03.2013 / Category: How To / Tags: development

As far as PostgreSQL is concerned, GIN means an access method (index type) rather than a drink. The acronym stands for Generalized Inverted Index. This article tries to explain how data is organized in the GIN index and how search works.

Table of Contents

Layout

The current implementation of GIN index has much to do with B-tree, so let's look at B-tree first.

The index consists of pages, each containing as many index tuples as space allows. Index tuple is a structure containing:

key datum - value of the indexed attribute (column). On a leaf page, the key datum is that of the referenced heap tuple (table row). On an internal page, it describes the referenced subtree. (It's a minimum key value of the referenced page.)
tuple identifier (TID) - information about the physical location of the referenced index tuple or heap tuple. Note that each row of the indexed heap (table) is referenced by exactly one TID.

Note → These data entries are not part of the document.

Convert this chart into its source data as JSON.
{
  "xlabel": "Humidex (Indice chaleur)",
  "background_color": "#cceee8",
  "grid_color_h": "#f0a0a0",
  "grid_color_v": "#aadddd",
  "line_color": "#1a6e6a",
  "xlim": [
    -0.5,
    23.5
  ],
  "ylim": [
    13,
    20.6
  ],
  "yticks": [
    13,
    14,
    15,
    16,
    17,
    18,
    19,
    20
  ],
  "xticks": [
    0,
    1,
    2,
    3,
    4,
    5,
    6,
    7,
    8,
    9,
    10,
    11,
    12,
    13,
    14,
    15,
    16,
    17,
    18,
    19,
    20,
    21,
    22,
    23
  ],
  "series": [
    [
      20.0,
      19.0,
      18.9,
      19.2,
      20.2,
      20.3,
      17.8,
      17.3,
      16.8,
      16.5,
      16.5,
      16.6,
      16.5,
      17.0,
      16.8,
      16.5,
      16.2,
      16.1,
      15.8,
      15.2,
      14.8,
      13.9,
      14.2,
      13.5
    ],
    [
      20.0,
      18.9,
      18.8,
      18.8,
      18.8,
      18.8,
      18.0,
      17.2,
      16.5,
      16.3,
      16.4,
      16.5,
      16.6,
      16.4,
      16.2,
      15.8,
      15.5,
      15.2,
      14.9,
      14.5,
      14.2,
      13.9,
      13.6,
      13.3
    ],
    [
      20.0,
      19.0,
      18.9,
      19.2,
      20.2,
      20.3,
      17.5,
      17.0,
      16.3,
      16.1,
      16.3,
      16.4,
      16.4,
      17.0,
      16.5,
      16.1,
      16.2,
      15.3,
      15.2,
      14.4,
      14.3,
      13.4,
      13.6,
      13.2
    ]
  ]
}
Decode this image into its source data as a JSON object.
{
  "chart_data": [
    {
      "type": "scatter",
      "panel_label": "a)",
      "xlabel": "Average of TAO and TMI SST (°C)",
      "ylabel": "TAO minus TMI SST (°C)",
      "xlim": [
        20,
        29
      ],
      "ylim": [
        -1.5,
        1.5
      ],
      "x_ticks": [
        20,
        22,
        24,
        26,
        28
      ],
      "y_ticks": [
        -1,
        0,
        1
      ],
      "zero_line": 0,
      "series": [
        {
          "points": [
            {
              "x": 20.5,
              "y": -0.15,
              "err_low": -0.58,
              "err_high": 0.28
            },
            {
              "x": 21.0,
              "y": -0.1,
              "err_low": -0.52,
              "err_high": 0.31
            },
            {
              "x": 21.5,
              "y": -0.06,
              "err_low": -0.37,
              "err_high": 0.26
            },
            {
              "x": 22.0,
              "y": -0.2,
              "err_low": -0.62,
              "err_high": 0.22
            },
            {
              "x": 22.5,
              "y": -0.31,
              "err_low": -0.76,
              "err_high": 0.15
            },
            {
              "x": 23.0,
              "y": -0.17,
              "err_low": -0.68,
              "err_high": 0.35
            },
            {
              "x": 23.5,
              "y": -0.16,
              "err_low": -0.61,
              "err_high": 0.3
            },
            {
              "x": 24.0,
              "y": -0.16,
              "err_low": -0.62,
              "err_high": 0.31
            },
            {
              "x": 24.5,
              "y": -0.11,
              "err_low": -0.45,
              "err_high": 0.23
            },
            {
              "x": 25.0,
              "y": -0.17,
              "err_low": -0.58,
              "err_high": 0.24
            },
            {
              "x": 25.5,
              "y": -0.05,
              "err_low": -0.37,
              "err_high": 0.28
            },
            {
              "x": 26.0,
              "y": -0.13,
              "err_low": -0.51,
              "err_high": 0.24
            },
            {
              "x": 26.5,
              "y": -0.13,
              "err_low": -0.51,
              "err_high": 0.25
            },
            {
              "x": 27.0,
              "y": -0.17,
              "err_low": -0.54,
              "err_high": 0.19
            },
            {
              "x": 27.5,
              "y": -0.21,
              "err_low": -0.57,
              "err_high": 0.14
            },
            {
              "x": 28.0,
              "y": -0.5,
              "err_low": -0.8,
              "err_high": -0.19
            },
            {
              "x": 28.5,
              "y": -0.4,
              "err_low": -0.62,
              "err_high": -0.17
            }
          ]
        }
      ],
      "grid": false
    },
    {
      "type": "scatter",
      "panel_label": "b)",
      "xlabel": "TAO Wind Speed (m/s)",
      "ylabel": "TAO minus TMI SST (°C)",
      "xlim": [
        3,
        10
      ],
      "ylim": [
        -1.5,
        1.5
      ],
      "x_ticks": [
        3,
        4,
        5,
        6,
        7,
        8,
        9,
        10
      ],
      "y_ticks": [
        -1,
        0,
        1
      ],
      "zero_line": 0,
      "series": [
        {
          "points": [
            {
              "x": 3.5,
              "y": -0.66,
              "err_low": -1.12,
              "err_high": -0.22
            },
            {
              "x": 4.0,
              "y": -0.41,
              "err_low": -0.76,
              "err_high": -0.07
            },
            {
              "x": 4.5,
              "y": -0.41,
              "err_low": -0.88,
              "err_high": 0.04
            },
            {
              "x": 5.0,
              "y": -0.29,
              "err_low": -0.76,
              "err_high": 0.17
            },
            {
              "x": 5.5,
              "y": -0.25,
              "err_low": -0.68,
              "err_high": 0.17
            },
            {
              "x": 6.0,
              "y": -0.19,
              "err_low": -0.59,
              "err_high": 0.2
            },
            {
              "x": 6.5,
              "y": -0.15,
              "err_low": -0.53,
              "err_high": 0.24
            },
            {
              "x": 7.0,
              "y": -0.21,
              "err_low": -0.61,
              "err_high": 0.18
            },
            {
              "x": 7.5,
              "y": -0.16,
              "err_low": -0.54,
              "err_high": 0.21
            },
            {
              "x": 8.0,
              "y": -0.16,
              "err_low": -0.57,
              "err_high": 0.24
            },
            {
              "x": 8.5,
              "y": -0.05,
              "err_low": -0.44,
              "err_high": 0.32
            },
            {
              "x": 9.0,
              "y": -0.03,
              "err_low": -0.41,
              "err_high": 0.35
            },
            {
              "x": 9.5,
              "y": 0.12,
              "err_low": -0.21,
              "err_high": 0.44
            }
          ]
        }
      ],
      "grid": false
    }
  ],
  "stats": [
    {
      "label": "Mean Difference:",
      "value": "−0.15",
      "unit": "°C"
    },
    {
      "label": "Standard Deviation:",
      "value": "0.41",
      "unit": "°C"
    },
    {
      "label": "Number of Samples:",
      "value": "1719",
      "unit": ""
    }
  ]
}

(A high key is a special case of an index tuple. It merely contains a key value such that all tuples on the page are lower than or equal to it. It does not point to any other index tuple.)

Tuple Identifier (TID) (sometimes called item pointer) is a structure pointing to the physical location of data on a disk. It tells on which page within a table or index the tuple is located, and where exactly on that page it is.

A new index tuple must be inserted into the tree for each table row that we index, even if another row having the same key value already has been indexed. Such an insertion can possibly cause page split, affecting one or more pages of the index.

GIN

As for the internal pages, there's no meaningful difference between B-tree and GIN. What makes the difference are leaf pages. Depending on the number of entries which have the same key value, one of the following takes place.

Posting List

The first kind of GIN index leaf page is one containing a posting list.

gin — *Picture 2: GIN index with a posting list*

A single index tuple exists for each key entry (i.e. unique key value) on the index leaf page. That index tuple does not point directly to the corresponding row(s). Instead it points to a posting list, which is a list of pointers (TIDs) to all rows containing the appropriate key value. In order to index a new row that already has a key entry in the tree for the indexed attribute (column), we only need to find the entry, and add the TID of the new row to the posting list. This does not trigger any page split in the index tree.

The items in a posting list are sorted by the TID in ascending order. In other words, arrows from the TIDs of a particular posting list do not cross each other.

Posting Tree

If too many rows which all have the same value of the indexed attribute are inserted, multiple pages are allocated for the TIDs and these constitute a so-called posting tree.

gin_ptree — *Picture 3: GIN index with a posting tree*

The posting tree is a separate B-tree structure stored on pages of the GIN index, where the TID of the indexed row is used as a key - this way we can easily maintain the TIDs sorted, as we do in a posting list.

Compared to a standard B-tree, a posting tree is a little bit simpler:

The page of the posting tree is a little bit different from the page that the entry tree uses. While the usual page format (used for both heap and index tuples) is designed to accommodate tuples of variable size (because key size is not constant in general), the posting tree page is always used for the same type (the TID) and therefore the key size is constant. Thus, the content of the posting tree page becomes an array of constant-sized values, where the first item is reserved to keep the maximum TID value for the whole page.
The posting tree is not supposed to handle concurrent insertions. When a new entry is to be added, the referencing leaf page is locked in exclusive mode, so that only 1 backend can change the underlying posting tree.

Exactly one index tuple of the entry tree (i.e. the "main tree") points to a particular posting tree. That means there can be many posting trees in a single GIN index, each representing a specific key value. A specific feature of the GIN index is that a single table row can be referenced by multiple (or many) TIDs, each located in a different posting list/tree.